Все, написанное Валентином Блакитом, — художественное отображение мира, прожитого и пережитого, в нем личный жизненный опыт, время в десятки лет, которые уже видятся как история, на которую мы смотрим уже другими глазами и к пониманию которой подходим с новыми мерками. Это касается, прежде всего, социально-политических реалий, острых проблем и коллизий недавнего минувшего, которые присутствуют в повестях Валентина Блакита. Но, как и у каждого настоящего писателя, они, эти проблемы и коллизии, — только фон, делающий подсветку вечным и неисчерпаемым жизненным темам — жизни и смерти, добра и зла, любви и долга, человеческой доброты и чести, духовного наследия и ответственности за прошедшее, темам, которые стремится постичь, понять каждое поколение, и добавить ко всему что-то свое, неповторимое. Это всегда было главным в настоящей литературе.
Почти все написанное Валентином Блакитом без натяжек соответствует этим критериям. По непонятным причинам (есть тут доля вины и самого автора) повести не переиздавались более двух десятилетий, и потому для молодых читателей творчество Валентина Блакита оказалось терра-инкогнито. Издание книги писателя для большинства читателей стало бы новым открытием автора, его повестей, населенных активными героями, которые ищут истину, постигают сущность бытия, утверждают человеческое достоинство, справедливость и другие моральные ценности.

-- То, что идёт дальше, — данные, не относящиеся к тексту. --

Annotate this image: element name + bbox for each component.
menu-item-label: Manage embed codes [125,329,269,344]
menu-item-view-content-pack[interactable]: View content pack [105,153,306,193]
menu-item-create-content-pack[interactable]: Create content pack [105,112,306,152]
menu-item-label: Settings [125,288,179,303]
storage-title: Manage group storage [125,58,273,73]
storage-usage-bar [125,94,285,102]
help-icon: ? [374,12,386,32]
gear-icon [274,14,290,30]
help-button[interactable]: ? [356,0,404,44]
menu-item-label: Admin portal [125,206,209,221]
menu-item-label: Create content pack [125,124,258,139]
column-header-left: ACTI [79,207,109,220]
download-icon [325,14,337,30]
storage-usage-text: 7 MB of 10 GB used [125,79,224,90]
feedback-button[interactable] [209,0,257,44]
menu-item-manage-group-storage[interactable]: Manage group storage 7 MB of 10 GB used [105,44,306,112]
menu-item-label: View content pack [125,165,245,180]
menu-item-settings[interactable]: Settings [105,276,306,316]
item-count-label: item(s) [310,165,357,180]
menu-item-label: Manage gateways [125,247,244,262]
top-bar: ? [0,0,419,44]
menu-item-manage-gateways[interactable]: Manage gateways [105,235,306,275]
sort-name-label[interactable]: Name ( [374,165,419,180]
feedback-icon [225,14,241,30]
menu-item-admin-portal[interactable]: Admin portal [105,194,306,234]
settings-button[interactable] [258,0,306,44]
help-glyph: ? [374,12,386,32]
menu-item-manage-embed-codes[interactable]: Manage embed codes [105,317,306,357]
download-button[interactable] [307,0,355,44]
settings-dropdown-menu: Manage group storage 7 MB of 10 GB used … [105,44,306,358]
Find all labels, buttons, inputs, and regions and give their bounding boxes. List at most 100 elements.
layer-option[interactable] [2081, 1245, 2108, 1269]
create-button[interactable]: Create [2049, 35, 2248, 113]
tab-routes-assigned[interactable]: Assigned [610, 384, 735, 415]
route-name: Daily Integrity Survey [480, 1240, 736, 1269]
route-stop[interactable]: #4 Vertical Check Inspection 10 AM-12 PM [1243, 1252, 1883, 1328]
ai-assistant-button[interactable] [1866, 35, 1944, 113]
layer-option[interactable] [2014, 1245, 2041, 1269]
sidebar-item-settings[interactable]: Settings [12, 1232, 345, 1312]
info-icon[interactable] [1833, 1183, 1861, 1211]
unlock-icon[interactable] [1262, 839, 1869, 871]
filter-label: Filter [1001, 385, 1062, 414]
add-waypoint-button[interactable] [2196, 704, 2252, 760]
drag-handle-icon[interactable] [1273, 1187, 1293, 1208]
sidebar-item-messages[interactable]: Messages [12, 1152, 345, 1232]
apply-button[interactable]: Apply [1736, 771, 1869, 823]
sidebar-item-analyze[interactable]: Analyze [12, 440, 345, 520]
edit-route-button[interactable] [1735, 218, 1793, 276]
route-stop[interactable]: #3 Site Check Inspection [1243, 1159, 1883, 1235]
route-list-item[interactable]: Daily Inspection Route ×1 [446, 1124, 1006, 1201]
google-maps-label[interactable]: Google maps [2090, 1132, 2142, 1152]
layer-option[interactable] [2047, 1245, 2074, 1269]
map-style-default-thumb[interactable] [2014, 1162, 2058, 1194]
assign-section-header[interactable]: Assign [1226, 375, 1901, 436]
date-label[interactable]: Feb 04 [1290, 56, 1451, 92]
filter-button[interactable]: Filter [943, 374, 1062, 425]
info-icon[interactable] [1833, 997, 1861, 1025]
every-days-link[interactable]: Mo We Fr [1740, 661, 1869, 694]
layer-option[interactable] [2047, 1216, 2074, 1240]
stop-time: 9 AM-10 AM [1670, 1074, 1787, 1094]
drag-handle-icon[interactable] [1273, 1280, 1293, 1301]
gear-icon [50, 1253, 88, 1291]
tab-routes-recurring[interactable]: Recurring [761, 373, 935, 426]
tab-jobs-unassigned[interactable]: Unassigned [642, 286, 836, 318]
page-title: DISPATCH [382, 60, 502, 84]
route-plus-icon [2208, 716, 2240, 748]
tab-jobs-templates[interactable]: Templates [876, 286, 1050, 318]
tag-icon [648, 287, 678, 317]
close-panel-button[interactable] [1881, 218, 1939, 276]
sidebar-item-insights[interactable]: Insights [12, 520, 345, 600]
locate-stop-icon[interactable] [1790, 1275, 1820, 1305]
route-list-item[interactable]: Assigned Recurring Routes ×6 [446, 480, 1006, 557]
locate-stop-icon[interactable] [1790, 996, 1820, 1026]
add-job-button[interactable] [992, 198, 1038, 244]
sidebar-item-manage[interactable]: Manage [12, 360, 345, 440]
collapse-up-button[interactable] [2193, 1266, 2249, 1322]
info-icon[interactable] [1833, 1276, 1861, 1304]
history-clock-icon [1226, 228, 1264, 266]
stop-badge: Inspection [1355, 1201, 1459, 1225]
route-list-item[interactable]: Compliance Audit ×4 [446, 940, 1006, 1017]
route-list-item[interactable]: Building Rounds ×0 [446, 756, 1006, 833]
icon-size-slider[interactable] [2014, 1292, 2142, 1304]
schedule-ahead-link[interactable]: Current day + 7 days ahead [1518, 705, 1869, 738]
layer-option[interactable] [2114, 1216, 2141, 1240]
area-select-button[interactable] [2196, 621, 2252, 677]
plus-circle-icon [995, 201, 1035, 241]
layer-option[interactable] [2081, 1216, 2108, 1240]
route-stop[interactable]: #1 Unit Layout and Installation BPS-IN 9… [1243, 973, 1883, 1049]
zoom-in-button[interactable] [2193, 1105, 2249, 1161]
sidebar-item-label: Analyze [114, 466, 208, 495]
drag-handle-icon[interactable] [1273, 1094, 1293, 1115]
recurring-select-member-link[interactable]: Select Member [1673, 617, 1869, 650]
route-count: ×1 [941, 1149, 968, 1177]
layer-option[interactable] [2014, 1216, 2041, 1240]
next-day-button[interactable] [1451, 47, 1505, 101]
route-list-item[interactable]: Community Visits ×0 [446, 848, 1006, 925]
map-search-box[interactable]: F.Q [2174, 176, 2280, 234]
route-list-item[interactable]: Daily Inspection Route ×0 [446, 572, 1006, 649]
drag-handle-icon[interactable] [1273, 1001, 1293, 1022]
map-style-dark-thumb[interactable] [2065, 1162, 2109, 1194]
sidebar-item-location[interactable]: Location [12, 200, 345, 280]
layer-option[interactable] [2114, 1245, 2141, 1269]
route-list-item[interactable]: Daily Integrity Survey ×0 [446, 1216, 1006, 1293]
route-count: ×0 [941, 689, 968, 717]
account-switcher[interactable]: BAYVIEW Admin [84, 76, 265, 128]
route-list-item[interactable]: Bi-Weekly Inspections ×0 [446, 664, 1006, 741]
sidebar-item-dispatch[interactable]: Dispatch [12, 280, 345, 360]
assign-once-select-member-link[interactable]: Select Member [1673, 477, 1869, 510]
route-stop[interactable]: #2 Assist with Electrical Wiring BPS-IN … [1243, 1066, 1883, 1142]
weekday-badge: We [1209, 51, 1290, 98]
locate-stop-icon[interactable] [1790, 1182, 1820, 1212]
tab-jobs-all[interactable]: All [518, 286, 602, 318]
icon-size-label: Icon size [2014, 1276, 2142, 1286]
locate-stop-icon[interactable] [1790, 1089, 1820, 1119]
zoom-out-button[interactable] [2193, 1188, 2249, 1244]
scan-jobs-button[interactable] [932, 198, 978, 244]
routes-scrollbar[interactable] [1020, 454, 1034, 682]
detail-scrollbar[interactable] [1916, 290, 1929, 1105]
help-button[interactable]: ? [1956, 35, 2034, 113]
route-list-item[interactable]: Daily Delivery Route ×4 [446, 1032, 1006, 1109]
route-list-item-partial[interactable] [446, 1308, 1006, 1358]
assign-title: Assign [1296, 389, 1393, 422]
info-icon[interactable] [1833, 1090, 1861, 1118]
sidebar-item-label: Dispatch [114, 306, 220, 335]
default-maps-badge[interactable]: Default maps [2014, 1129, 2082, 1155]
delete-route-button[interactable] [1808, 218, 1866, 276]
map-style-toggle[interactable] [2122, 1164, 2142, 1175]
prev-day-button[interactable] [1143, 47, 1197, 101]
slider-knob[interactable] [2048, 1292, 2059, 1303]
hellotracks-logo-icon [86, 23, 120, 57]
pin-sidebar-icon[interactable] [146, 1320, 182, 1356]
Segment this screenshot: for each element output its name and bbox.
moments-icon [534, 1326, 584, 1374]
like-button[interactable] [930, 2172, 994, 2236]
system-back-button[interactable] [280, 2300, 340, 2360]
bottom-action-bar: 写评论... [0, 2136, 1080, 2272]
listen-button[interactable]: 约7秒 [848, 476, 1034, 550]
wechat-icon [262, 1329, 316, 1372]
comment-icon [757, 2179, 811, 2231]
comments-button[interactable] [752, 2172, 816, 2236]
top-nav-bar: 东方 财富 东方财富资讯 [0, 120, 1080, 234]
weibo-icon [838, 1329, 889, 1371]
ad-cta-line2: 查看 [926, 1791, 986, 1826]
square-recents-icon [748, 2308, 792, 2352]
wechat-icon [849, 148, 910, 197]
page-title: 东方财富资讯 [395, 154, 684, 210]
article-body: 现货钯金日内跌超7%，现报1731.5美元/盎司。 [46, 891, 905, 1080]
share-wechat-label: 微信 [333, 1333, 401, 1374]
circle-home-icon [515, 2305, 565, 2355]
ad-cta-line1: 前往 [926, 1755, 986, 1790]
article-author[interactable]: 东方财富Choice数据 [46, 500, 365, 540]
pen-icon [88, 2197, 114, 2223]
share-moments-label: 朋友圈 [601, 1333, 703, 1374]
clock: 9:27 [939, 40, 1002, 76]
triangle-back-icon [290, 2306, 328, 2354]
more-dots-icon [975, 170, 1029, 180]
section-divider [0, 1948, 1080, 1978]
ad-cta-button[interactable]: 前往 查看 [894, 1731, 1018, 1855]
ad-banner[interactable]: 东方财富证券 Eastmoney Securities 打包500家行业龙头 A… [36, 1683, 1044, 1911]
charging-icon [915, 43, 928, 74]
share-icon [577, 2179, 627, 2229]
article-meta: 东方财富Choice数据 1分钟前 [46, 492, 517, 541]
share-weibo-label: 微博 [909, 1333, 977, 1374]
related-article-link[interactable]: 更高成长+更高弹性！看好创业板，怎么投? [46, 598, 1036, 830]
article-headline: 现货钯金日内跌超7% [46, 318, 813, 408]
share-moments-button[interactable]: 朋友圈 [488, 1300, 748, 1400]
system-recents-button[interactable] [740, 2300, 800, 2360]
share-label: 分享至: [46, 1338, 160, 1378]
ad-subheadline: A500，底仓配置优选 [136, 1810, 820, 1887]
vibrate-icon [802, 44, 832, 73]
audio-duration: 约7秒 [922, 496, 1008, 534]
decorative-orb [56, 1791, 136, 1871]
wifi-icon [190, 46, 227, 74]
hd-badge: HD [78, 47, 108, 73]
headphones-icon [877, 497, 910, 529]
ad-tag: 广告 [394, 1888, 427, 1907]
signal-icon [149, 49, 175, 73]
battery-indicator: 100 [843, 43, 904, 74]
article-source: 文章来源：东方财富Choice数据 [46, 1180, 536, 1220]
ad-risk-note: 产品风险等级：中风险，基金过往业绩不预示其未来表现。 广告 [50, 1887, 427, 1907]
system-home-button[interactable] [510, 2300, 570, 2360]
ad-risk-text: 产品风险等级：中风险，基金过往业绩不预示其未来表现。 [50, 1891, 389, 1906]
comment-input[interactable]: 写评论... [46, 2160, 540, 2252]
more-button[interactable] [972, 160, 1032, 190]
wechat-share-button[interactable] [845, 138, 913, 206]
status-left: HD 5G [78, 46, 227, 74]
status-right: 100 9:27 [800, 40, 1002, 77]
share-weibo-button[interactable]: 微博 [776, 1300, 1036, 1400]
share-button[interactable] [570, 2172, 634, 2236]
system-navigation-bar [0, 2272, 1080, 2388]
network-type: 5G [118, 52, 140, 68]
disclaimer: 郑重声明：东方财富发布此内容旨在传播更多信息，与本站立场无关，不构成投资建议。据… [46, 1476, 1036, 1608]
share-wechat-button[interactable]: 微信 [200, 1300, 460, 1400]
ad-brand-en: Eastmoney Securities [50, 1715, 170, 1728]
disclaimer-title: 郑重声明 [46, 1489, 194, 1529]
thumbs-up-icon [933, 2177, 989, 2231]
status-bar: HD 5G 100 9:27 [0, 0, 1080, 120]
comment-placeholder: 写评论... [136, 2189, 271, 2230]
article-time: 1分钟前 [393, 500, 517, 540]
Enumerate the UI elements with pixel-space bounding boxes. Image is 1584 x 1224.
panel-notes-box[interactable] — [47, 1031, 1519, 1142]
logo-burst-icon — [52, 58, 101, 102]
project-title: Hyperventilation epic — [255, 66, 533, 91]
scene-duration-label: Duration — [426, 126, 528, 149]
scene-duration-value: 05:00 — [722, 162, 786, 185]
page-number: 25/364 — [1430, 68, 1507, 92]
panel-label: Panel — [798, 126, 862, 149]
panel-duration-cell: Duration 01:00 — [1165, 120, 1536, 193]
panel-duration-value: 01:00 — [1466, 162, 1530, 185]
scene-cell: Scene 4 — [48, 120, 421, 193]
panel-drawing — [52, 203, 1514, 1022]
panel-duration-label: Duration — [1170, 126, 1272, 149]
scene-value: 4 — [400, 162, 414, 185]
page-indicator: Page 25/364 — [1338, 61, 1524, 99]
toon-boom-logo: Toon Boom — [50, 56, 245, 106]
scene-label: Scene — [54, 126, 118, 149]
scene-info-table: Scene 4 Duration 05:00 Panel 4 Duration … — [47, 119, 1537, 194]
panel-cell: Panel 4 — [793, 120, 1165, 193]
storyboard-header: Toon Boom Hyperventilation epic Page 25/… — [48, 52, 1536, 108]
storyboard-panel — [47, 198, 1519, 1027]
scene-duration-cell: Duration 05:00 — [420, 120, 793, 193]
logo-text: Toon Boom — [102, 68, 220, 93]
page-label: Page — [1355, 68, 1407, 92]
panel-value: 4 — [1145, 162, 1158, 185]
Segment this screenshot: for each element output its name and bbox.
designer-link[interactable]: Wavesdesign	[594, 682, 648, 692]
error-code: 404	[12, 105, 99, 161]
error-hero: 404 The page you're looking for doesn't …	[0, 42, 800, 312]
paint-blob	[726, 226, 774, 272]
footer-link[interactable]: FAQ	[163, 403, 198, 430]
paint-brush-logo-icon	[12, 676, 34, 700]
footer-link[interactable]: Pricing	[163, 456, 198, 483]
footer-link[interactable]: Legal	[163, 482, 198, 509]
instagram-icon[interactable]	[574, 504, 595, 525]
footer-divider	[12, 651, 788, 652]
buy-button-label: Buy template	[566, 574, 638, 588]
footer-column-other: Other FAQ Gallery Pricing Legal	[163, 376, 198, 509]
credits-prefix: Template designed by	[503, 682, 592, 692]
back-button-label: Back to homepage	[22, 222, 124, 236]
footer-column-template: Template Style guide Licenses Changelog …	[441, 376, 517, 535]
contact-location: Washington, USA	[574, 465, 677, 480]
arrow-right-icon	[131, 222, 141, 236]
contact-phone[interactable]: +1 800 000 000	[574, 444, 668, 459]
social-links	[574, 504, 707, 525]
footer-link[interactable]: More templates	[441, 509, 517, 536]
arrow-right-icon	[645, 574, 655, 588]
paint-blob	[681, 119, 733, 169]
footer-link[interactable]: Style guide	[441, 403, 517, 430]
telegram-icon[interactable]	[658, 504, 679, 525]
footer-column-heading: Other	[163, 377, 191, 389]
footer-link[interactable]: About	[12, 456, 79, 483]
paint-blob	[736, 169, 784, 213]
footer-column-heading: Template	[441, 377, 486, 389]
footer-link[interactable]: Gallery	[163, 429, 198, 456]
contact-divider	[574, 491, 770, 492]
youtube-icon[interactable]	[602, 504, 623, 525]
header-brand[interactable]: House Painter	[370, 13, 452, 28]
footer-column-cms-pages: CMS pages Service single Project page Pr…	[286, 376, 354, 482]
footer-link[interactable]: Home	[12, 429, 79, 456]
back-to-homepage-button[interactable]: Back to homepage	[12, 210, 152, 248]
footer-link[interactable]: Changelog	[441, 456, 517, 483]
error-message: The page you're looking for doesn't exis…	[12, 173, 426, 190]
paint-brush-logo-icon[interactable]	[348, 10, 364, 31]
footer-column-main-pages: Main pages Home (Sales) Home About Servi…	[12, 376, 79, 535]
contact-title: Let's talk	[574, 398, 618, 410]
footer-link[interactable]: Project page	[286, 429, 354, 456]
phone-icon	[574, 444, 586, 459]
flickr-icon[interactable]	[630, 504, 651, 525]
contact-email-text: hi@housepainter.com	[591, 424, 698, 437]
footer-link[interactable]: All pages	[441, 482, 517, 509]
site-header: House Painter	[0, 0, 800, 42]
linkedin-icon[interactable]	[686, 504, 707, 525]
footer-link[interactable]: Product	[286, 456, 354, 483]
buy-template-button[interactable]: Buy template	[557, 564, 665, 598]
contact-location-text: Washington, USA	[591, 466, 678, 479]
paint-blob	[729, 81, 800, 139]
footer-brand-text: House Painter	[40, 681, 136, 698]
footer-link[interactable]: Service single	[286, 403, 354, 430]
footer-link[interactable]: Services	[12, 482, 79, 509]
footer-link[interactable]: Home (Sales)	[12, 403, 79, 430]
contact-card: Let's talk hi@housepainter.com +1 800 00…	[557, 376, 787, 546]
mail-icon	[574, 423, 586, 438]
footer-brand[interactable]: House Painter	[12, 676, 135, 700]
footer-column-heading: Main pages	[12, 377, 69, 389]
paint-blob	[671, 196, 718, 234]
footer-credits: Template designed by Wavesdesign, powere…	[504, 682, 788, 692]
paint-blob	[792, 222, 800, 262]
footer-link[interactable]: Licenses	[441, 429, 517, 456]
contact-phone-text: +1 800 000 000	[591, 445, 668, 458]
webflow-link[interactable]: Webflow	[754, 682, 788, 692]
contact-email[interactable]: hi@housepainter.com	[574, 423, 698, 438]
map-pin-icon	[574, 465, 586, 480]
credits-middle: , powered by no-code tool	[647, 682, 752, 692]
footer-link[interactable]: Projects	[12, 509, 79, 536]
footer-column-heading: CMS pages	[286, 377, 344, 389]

Даются эти поиски зачастую нелегко и непросто, с издержками и потерями. Но на фоне сегодняшней заполоненности книжного рынка чтивом, криминальщиной, активные по своей жизненной позиции, глубоко моральные произведения Валентина Блакита были бы отнюдь не лишними. В свое время один из российских критиков (почти все повести Блакита были переведены на русский язык и изданы в московских издательствах) причислял их к той литературе, которая готовила перестройку в сознании людей, а воспитательный потенциал художественной литературы, как правило, никогда не ограничивается одним поколением.